LA REGIONE VENETO. La Regione, in merito alla lettura delle concentrazioni di Pfas precisa: “Il livello di 0,5 ng/ml non rappresenta, come erroneamente affermato nell’articolo, il “livello tollerato”, bensì il limite di quantificazione del laboratorio. Quindi, avere una concentrazione nel siero superiore a 0,5 ng/ml significa semplicemente che tale concentrazione può essere determinata con le tecniche analitiche a disposizione e non necessariamente che rappresenti un rischio per la salute”. Per quanto riguarda “la valutazione dell’esposizione in popolazioni esposte come quelle dell’area rossa, le concentrazioni riscontrate in questi soggetti vanno confrontate con quelle di popolazioni non esposte, riportate nella tabella della penultima pagina del Rapporto. Non è pertanto corretto quanto affermato nell’articolo: ‘Negli adulti il livello medio di Pfoa è pari a 64,6 nanogrammi per millilitro, 130 volte oltre la…’”. La Regione consiglia “una attenta lettura dei dati scientifici, in quanto sommarie interpretazioni possono determinare confusione e preoccupazione nei soggetti interessati. L’atteggiamento regionale è orientato alla interlocuzione con la popolazione e allapubblicazione periodica dei dati che li riguarda”.
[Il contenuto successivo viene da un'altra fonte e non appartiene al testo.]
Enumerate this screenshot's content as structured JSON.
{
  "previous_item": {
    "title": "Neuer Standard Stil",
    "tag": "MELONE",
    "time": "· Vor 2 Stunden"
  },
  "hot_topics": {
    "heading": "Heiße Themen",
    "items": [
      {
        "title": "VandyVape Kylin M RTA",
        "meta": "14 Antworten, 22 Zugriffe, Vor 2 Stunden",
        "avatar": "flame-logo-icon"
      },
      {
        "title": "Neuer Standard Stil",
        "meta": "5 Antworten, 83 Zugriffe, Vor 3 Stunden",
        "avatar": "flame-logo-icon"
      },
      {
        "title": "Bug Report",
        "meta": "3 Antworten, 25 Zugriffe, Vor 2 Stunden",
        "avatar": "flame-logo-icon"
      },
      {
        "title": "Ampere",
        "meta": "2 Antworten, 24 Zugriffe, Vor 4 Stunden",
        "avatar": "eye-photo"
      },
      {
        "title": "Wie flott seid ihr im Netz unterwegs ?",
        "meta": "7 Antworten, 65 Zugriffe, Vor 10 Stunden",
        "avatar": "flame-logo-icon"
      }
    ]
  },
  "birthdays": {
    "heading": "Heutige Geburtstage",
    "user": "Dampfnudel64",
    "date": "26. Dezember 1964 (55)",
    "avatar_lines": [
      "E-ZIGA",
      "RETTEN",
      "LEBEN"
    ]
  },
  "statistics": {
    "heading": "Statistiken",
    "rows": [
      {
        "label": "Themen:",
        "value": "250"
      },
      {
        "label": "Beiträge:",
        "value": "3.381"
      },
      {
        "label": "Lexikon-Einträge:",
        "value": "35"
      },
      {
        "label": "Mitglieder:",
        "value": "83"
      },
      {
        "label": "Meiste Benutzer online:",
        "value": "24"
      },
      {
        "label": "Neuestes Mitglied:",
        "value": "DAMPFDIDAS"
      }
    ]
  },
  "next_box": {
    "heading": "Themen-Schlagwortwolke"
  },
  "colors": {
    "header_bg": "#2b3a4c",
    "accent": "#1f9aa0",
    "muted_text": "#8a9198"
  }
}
I raffronti con la popolazione non esposta sono possibili con l’indagine Ingelido che ha calcolato il livello di “mediana” di tutti i Pfas. Nella popolazione veneta adulta di aree non contaminate il Pfoa è risultato pari a 1,64 ng/ml e il Pfos a 5,84 ng/ml. Ebbene nel Vicentino contaminato il valore di “mediana” dei Pfoa sale a un valore di 74,21 ng/ml, 45 volte di più, e quello dei Pfos a 12 ng/ml, più del doppio. Ma i Comitati sorti a sostegno della salute avvertono nei loro siti: “Attenti, la mediana non ha senso. Se prendiamo i soli Pfoa, il 95 per cento delle persone analizzate ha più di 6,3 ng/ml, quattro volte rispetto a chi vive in aree non cantaminate”.

ANCHE I BAMBINI. Su richiesta dei Comitati spontanei sorti a tutela della salute, la Regione Veneto ha avviato un anno fa anche l’analisi dei bambini, ovvero gli assistiti dai pediatri. Finora sono stati chiamati quelli nati nel 2008 e 2009 . I risultati sono per ora limitati a 272 referti. I dati sono quindi provvisori, ma confermano la tendenza degli adulti, anche se i valori assoluti delle concentrazioni sono più bassi, perchè la durata della residenza in Area Rossa è inferiore (per una questione anagrafica). Come per gli adulti la presenza di tre sostanze è pressochè totale nel sangue dei bambini: 99.06 % per il Pfoa, 96,3% per Pfhxs e 97,8% per Pfos. Per i Pfoa, un valore superiore ai 15 nanogrammi riguarda tre bambini su quattro. La media dice che i bambini hanno 31,4 ng/ml. La media però non racconta tutta la verità. Non evidenzia che un bambino su quattro (25 per cento) ha più di 42 nanogrammi. E nei casi estremi si arriva a 132 nanogrammi.